A student report - 'Study China'

Michael Eyley's Mandarin Class

Michael Eyley and his mandarin classmates

In summer 2014 third year history student, Michael Eyley was fortunate enough to have been selected to participate in the British Council's and the Department for Business, Innovation and Skills ‘Study China’ program held at Nanjing University (南大) in Jiangsu province, China.

Michael recounts his experience abroad:

"The three week-long program consisted of intensive daily Mandarin lessons, Chinese history lectures, calligraphy, tai chi and numerous cultural excursions. August 2014 was a fitting month as ever to live in the ancient city of Nanjing, as I saw it host the 2nd International Youth Olympic Games; providing us with a fine opportunity to see traditional Chinese culture intermix with Chinese ambitions on the international stage. We were fortunate enough to see the badminton and beach volleyball trials as two of our excursions.

The main aspect of the program, of course, were the daily Mandarin lessons. These were three hours in length, and were structured to give us a growing foundation in the basics of the language. Listening, speaking, writing (in both pinyin and Chinese characters) and reading were all covered in class and at night through the extensive daily ‘homework’ exercises. At the end of the program, our ‘Laoshis’ (teachers) gave us extensive examinations in all four of these aspects.

The other academic component of the program were the Chinese history lectures. These were delivered by a professional historian resident at the university, and took a chronological approach to 4000 years of Chinese history; interestingly, during the last lecture we discovered that this time-frame ended in the mid-19th Century because 'Chinese History isn’t very nice after this point.' We found time to visit the rather sombre Nanjing Massacre Museum where China more accurately, and graphically, tackles one of the less pleasant episodes of its recent history.

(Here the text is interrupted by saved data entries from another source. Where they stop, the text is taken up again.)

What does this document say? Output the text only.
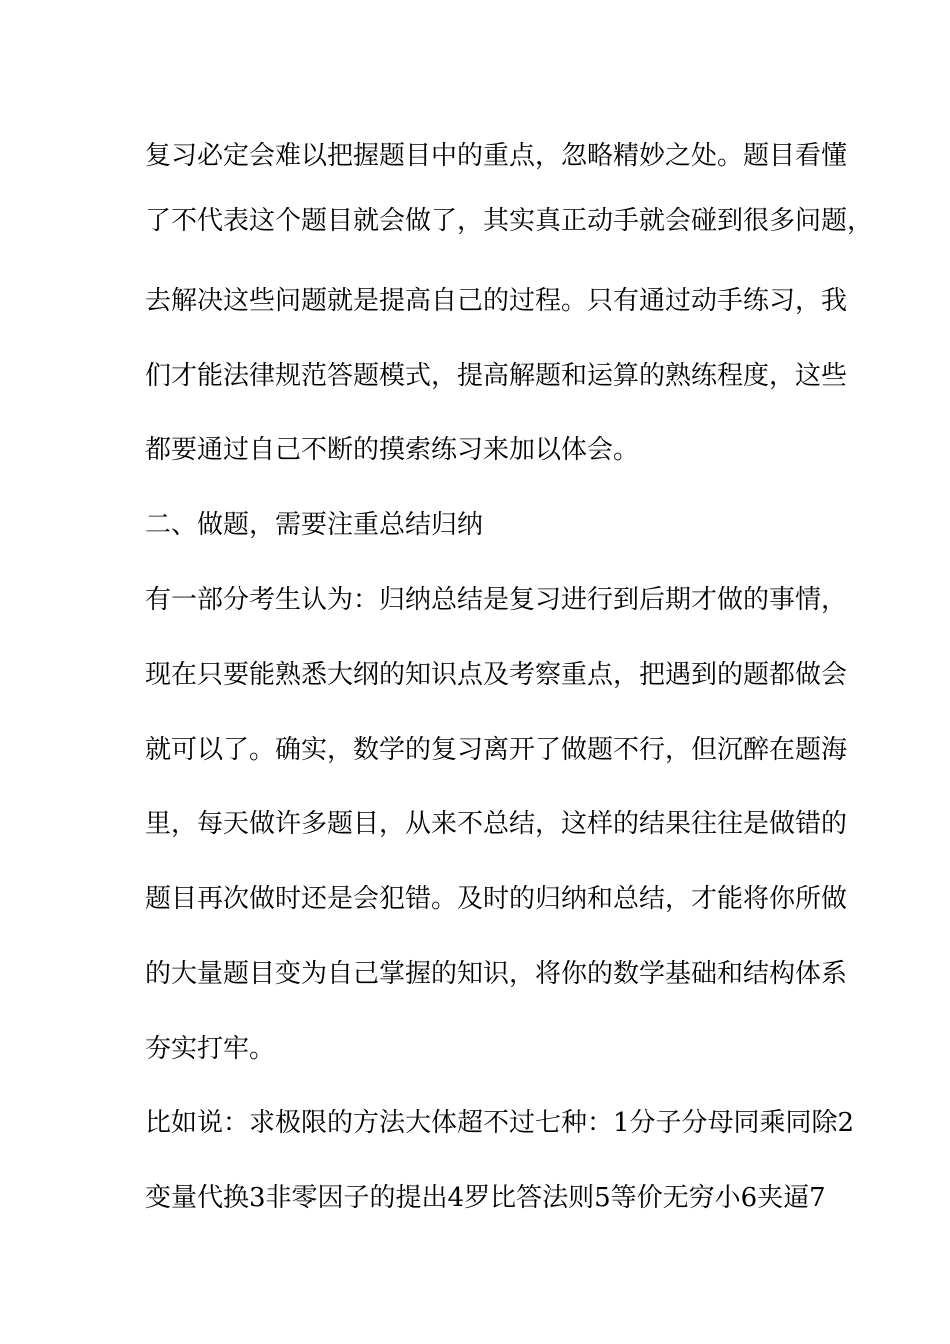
复习必定会难以把握题目中的重点，忽略精妙之处。题目看懂
了不代表这个题目就会做了，其实真正动手就会碰到很多问题，
去解决这些问题就是提高自己的过程。只有通过动手练习，我
们才能法律规范答题模式，提高解题和运算的熟练程度，这些
都要通过自己不断的摸索练习来加以体会。
二、做题，需要注重总结归纳
有一部分考生认为：归纳总结是复习进行到后期才做的事情，
现在只要能熟悉大纲的知识点及考察重点，把遇到的题都做会
就可以了。确实，数学的复习离开了做题不行，但沉醉在题海
里，每天做许多题目，从来不总结，这样的结果往往是做错的
题目再次做时还是会犯错。及时的归纳和总结，才能将你所做
的大量题目变为自己掌握的知识，将你的数学基础和结构体系
夯实打牢。
比如说：求极限的方法大体超不过七种：1分子分母同乘同除2
变量代换3非零因子的提出4罗比答法则5等价无穷小6夹逼7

All in all, the program was a rewarding success. On a personal level, it gave me the opportunity to live not only in a unique culture, but in a city with a colourful history. More significantly, it allowed me to really get to grips with an invaluable foreign language in the classroom and then simultaneously practice this outside on the streets with locals.

Another interesting highlight was experiencing the very different styles in teaching the academic historians at Nanjing University had in comparison with those at The University of Nottingham; sources are seldom cross-examined and lecturers take a position significantly above the student in the teaching relationship- in China, history seems to be consulted, not enthusiastically and critically chased down. Most Nottingham students will have heard of their University’s commitment to China, with the highly successful Ningbo campus where UK students, especially History students, have the opportunity to study on inter-campus exchange.

Participating in this program in China really brought home the growing significance of China as not only a giant in the global economic and political sphere, but also as a rising force in higher education. After speaking to British students representing other UK Universities on the program, it’s obvious that The University of Nottingham stands out as taking this in its stride; with the Department of History doing all it can to ensure students can take advantage of the delights China offers."